MARIA
ESPERANTINA, ORGASMO DE UMA NOITE & NUNCA MAIS (Imagem: arte da artista
plástica austríaca Xenia Hausner). –
Enviuvara há cinco anos, não convolara novas núpcias. Absteve-se, resignada,
sua experiência marital não fora das que se diga lá perto do razoável, só
privação, sacrifícios, precisões. Homem, sexo e fogão. E ela, quase ninguém. Prazeres
ínfimos, quase nenhum. Pernas abertas de plantão: a vontade dele, os horrores
dela. Na boquinha da noite, agonia nem anoitecida. Ela, só cansaço, revia-se
firme e forte. Tinha de acertar os ponteiros com ele, energia renovada e
urgente. Até que gostava, não sentisse tão morta na lama, cuspida na sarjeta.
Depois, o suplício: roncos de costas na cama. A aflição de não ser nada, valia
nenhuma, apenas objeto de consumo. De manhã, roupas sujas, poeira nos móveis,
comida pro dia e uma faca de ponta afiada invisível no coração. Pigarro, bafo
de cachaça, desolação. A sua rotina, a vida quase estragada. Maria Esperantina
de batismo, Gonzales esponsal. Não mais. Era a caçula entre três, a única
sobrevivente. Há cinco anos, o preço da solidão, a liberdade de nada valendo
que tanto. Sempre comedida, pudica, quase beata. Não fosse o socorro de Vera
naquela manhã desequilibrada, jamais sairia dos seus haveres solitários.
Soubera duma cidade, o seu nome. Um dia especial, seria. A promessa de um Apolo
sonhado na indicação arrojada de Vera alvoroçada. Abriu-se-lhe uma esperança,
nenhum entusiasmo. Apenas aquela esperança de quase nada alcançável. Uma cidade
aprazível, província perdida nos rincões do Brasil. Era outono, depois de
tantos choros ao pé da porta, uma ponta de riso no canto dos olhos. Desconfiada,
continha-se. Não demonstrava desespero, apenas solícita, curiosa. Findaram
indo, as duas. Vera acompanhou o trajeto até o lugar, promessa de esbaldar,
soltar os demônios, tangas a voar. Ela não, reprimida em si. Vera que fosse.

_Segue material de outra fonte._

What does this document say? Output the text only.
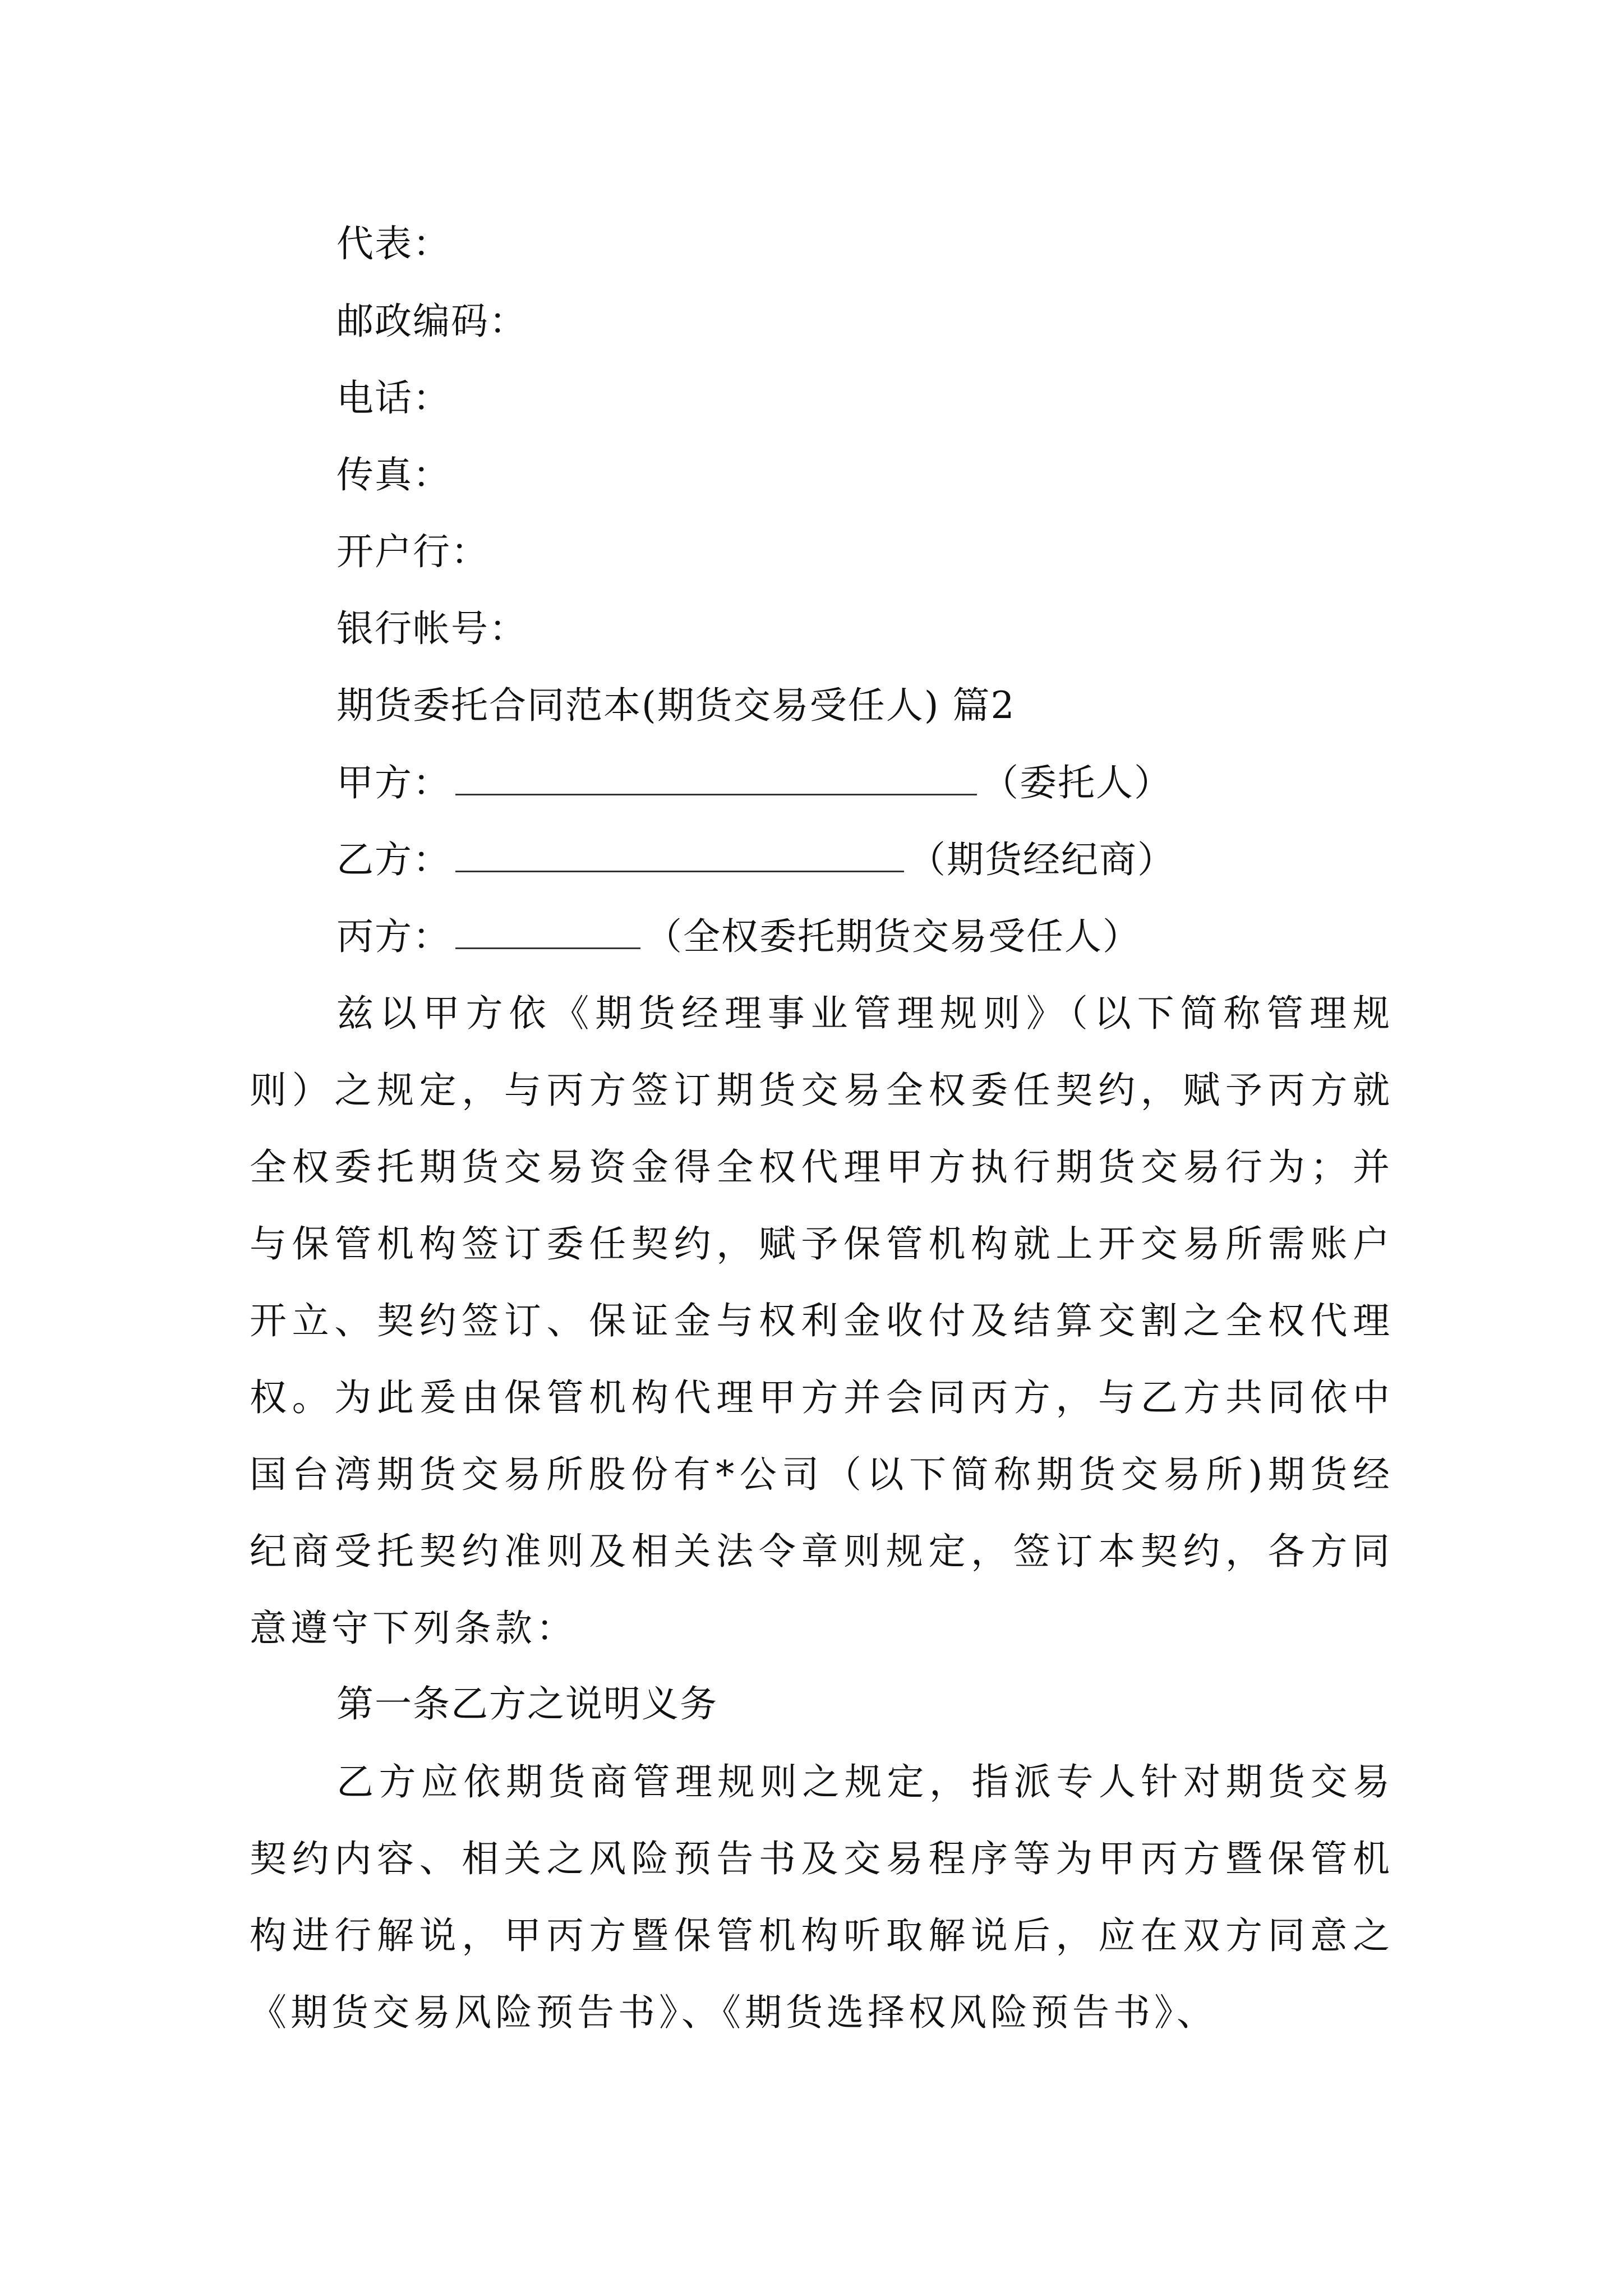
代表：
邮政编码：
电话：
传真：
开户行：
银行帐号：
期货委托合同范本(期货交易受任人) 篇2
甲方：	（委托人）
乙方：	（期货经纪商）
丙方：	（全权委托期货交易受任人）
兹以甲方依《期货经理事业管理规则》（以下简称管理规则）之规定，与丙方签订期货交易全权委任契约，赋予丙方就全权委托期货交易资金得全权代理甲方执行期货交易行为；并与保管机构签订委任契约，赋予保管机构就上开交易所需账户开立、契约签订、保证金与权利金收付及结算交割之全权代理权。为此爰由保管机构代理甲方并会同丙方，与乙方共同依中国台湾期货交易所股份有*公司（以下简称期货交易所)期货经纪商受托契约准则及相关法令章则规定，签订本契约，各方同意遵守下列条款：
第一条乙方之说明义务
乙方应依期货商管理规则之规定，指派专人针对期货交易契约内容、相关之风险预告书及交易程序等为甲丙方暨保管机构进行解说，甲丙方暨保管机构听取解说后，应在双方同意之《期货交易风险预告书》、《期货选择权风险预告书》、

Viu-se enredada, num assalto de surpresa, perdeu o fio da meada. Com a viagem
desentoxicava-se, novos ares. Nem dera conta acompanhada num quarto de pousada com
um estranho que pouco simpatizara. Como se dera, não sabia. Como pudera,
fugiu-lhe o poder. Como que envolvida num estratagema, deixara-se levar. Enjeitara
tudo em si, o seu interdito. Quantas novenas noites a fio, agora nada valiam. A
voz rouca assustava, rubores de pernas cruzadas. O riso dele era um insulto.
Fez figa, segurando a barra do vestido. Na beira da cama, uma mão boba, uma
carícia ao braço escapando limites, a queda no colchão. Olhos marejados,
resistia. Insistia a vergonha, a culpa, o remorso. Inútil. A mão insistente
desabotoava suas vestes, nenhuma palavra, olhos no chão. Desnudada, tudo em cima
pros olhos grandes dele e a sua língua lambendo os beiços como quem armou de
tocaia a arapuca certeira. Queria só lavar égua, tomaria dela tudo que tivesse.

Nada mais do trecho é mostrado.